L&Q is a housing association and residential developer. We build new homes to meet a range of needs, and our aim is to offer people choice, flexibility and quality in the housing marketplace. We house a family in London every 15 minutes of each working day and have a development pipeline of 10,000 homes over the next five years. Our current projects portfolio ranges from mixed-tenure schemes of several hundred units to individual family houses.
Which has been your most contentious scheme and how did you address the issues?
In terms of media and public attention it has probably been our proposals for the Walthamstow Stadium Site, in East London.
We’ve worked very closely with Conran and Partners and have made significant changes to our original plans addressing planning, heritage and environmental issues raised by statutory stakeholders and the local community. The plans offer a very high quality mixed-used development with much needed homes, leisure and sporting facilities.
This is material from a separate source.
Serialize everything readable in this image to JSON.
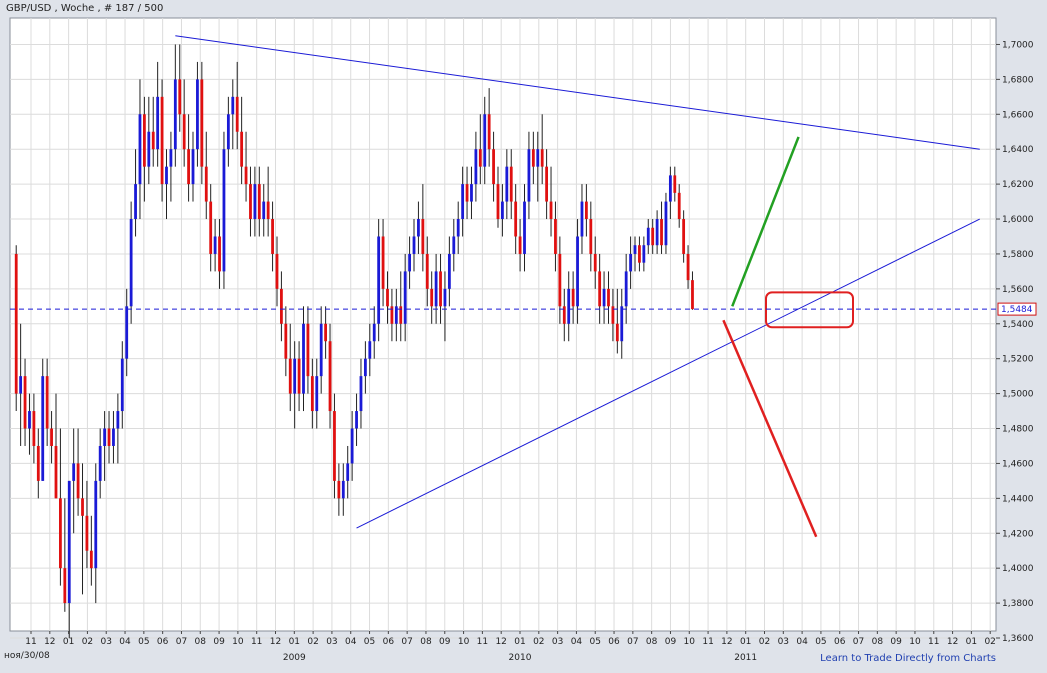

We now await the decision from the Mayor of London who will be reviewing the proposals.
What are you looking for predominantly in a design team?
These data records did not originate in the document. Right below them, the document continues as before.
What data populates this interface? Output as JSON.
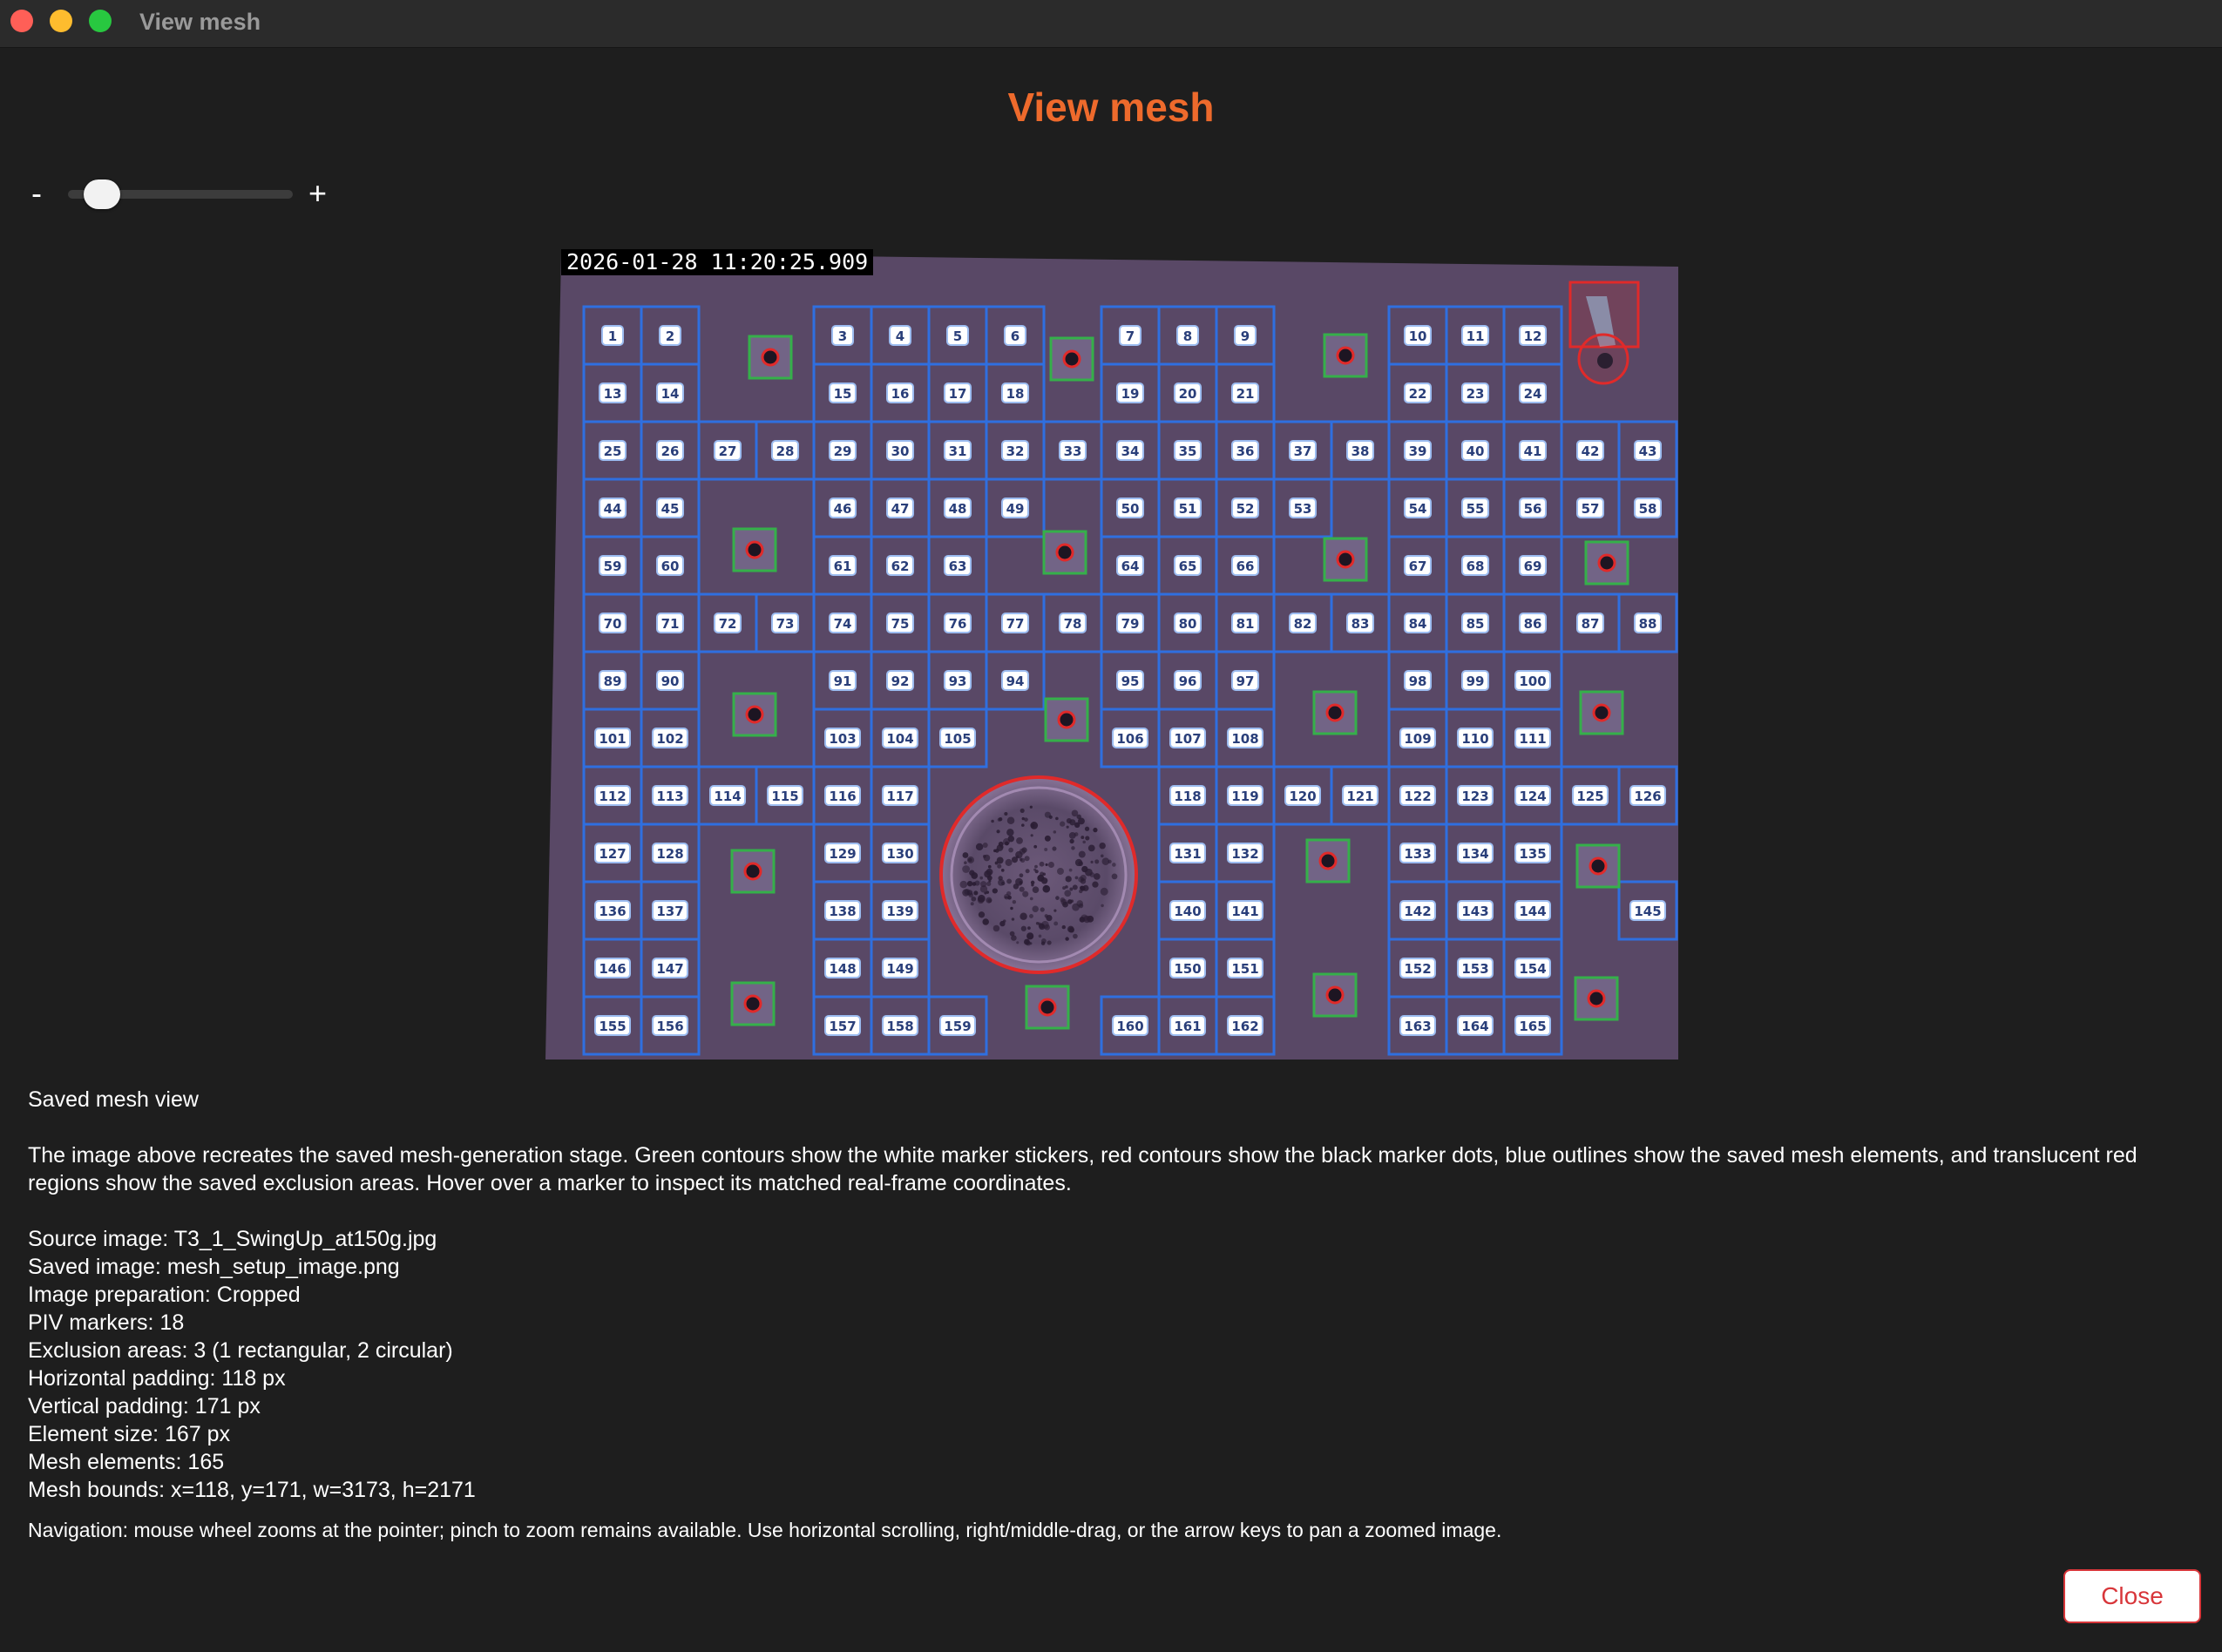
{
  "window": {
    "title": "View mesh"
  },
  "page": {
    "title": "View mesh"
  },
  "zoom": {
    "minus_label": "-",
    "plus_label": "+",
    "level": 0.1
  },
  "image": {
    "timestamp": "2026-01-28 11:20:25.909",
    "mesh_labels": [
      "1",
      "2",
      "3",
      "4",
      "5",
      "6",
      "7",
      "8",
      "9",
      "10",
      "11",
      "12",
      "13",
      "14",
      "15",
      "16",
      "17",
      "18",
      "19",
      "20",
      "21",
      "22",
      "23",
      "24",
      "25",
      "26",
      "27",
      "28",
      "29",
      "30",
      "31",
      "32",
      "33",
      "34",
      "35",
      "36",
      "37",
      "38",
      "39",
      "40",
      "41",
      "42",
      "43",
      "44",
      "45",
      "46",
      "47",
      "48",
      "49",
      "50",
      "51",
      "52",
      "53",
      "54",
      "55",
      "56",
      "57",
      "58",
      "59",
      "60",
      "61",
      "62",
      "63",
      "64",
      "65",
      "66",
      "67",
      "68",
      "69",
      "70",
      "71",
      "72",
      "73",
      "74",
      "75",
      "76",
      "77",
      "78",
      "79",
      "80",
      "81",
      "82",
      "83",
      "84",
      "85",
      "86",
      "87",
      "88",
      "89",
      "90",
      "91",
      "92",
      "93",
      "94",
      "95",
      "96",
      "97",
      "98",
      "99",
      "100",
      "101",
      "102",
      "103",
      "104",
      "105",
      "106",
      "107",
      "108",
      "109",
      "110",
      "111",
      "112",
      "113",
      "114",
      "115",
      "116",
      "117",
      "118",
      "119",
      "120",
      "121",
      "122",
      "123",
      "124",
      "125",
      "126",
      "127",
      "128",
      "129",
      "130",
      "131",
      "132",
      "133",
      "134",
      "135",
      "136",
      "137",
      "138",
      "139",
      "140",
      "141",
      "142",
      "143",
      "144",
      "145",
      "146",
      "147",
      "148",
      "149",
      "150",
      "151",
      "152",
      "153",
      "154",
      "155",
      "156",
      "157",
      "158",
      "159",
      "160",
      "161",
      "162",
      "163",
      "164",
      "165"
    ],
    "colors": {
      "mesh": "#2f6fe0",
      "marker_sticker": "#35b04a",
      "marker_dot": "#e02a2a",
      "exclusion": "#e02a2a",
      "background": "#5c4a66"
    }
  },
  "info": {
    "heading": "Saved mesh view",
    "description": "The image above recreates the saved mesh-generation stage. Green contours show the white marker stickers, red contours show the black marker dots, blue outlines show the saved mesh elements, and translucent red regions show the saved exclusion areas. Hover over a marker to inspect its matched real-frame coordinates.",
    "details": [
      "Source image: T3_1_SwingUp_at150g.jpg",
      "Saved image: mesh_setup_image.png",
      "Image preparation: Cropped",
      "PIV markers: 18",
      "Exclusion areas: 3 (1 rectangular, 2 circular)",
      "Horizontal padding: 118 px",
      "Vertical padding: 171 px",
      "Element size: 167 px",
      "Mesh elements: 165",
      "Mesh bounds: x=118, y=171, w=3173, h=2171"
    ],
    "navigation": "Navigation: mouse wheel zooms at the pointer; pinch to zoom remains available. Use horizontal scrolling, right/middle-drag, or the arrow keys to pan a zoomed image."
  },
  "buttons": {
    "close_label": "Close"
  }
}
We look for a team that can understand the needs of the different customers that we provide housing for and deliver excellent design against approved budgets and timescales.
Great durable design that’s easy to manage over the long term is a must
We mainly build in urban areas and a clear idea and response to the constraints and opportunities that kind of environment offers is vital. As long term landlords as well as a developer, great durable design that is easy to manage and maintain over the long term is a must.
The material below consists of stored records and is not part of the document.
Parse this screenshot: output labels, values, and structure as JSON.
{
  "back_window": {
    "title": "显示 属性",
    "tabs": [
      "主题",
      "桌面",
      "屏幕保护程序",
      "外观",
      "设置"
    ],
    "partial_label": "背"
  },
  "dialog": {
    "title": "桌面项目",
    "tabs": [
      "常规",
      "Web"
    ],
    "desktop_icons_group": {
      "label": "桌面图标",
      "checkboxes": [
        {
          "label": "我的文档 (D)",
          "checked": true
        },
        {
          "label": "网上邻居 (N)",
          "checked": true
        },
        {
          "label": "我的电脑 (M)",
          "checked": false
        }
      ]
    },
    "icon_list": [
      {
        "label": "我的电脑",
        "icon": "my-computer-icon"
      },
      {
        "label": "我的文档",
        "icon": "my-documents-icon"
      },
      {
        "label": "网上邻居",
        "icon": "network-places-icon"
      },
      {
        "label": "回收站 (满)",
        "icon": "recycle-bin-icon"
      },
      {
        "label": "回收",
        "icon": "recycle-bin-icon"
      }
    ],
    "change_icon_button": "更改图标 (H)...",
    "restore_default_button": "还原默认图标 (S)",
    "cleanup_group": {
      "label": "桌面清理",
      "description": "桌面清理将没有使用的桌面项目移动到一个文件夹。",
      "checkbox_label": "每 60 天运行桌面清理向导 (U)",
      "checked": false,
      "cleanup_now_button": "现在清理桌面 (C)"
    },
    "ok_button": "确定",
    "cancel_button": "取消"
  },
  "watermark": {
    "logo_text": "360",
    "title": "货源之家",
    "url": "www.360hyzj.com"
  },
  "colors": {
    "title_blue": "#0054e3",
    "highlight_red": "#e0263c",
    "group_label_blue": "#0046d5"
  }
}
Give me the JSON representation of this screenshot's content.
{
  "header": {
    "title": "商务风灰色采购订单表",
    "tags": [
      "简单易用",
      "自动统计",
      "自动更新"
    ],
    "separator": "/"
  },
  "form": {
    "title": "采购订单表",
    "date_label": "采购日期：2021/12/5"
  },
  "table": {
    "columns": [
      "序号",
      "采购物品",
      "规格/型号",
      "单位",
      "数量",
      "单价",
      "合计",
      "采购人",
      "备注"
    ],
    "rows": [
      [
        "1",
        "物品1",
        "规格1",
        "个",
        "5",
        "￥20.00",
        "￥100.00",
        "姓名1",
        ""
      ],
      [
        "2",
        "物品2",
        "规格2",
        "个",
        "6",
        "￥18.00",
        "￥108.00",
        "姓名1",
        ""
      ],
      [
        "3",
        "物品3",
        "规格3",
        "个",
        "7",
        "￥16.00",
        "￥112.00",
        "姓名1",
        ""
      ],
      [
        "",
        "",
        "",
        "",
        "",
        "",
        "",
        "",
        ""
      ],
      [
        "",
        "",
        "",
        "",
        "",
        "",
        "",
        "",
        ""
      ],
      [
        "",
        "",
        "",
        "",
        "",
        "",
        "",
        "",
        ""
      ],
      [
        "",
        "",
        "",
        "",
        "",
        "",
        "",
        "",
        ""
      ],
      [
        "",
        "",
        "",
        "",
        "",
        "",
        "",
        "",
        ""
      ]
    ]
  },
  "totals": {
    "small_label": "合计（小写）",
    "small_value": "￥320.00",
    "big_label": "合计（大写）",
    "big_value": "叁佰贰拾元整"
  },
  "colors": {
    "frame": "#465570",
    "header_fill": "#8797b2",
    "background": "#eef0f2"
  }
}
What are the biggest mistakes that architects make?
Making assumptions about the type of housing product housing associations are looking for in new development. We always consider carefully ideas that are fresh and unique to the site we are looking to develop.
What are your hopes and fears in the new dawn of NPPF and localism?
The sector needs measures to promote growth and I am hopeful that the NPPF will act as an important stimulus. As it is new it will of course need time to settle down before we know its impact, especially alongside new legislation such as the Localism Act. We believe our best response is to strengthen our partnerships with high quality innovative architects as well as with local authorities and communities.
We support the drive to reduce red tape and create an environment that allows those who want to innovate to do so. Housing matters; both because we don’t have enough of it and because it supports growth.
Which of your projects are you most proud and why?
L&Q have built and renovated many hundreds of new homes and I’m proud of all of these schemes but two in particular stand out for me: our project at Greengate House in Plaistow by Levitt Bernstein, east London and the Stratford Eye by ATP.
Greengate House was a former YMCA building built in 1919 with a grand ornate street facade which was Grade II listed. We preserved the facade of the older building, maintaining the identity and heritage while delivering high quality modern homes. It was a huge challenge design-wise but well worth the effort.
Stratford Eye in East London was our first major outright sale scheme and a new adventure for L&Q. The scheme incorporated imaginative use of a small and restricted site providing high quality apartments, now overlooking the Olympic Stadium in Stratford, which have sold extremely well.
Which regeneration project other than your own do you admire and why?
Butler’s Wharf in London. The vision, the high quality design by Conran and Partners, and the sensitivity to the heritage of the buildings and its wider setting next to Tower Bridge, really stand out for me. The scheme has been a huge success transforming and rejuvenating the area for the long term.
What is the best piece of advice you have been given?
If you’ve got a vision and great design to back it up, then overcoming the challenges you face makes this the most rewarding job in the world.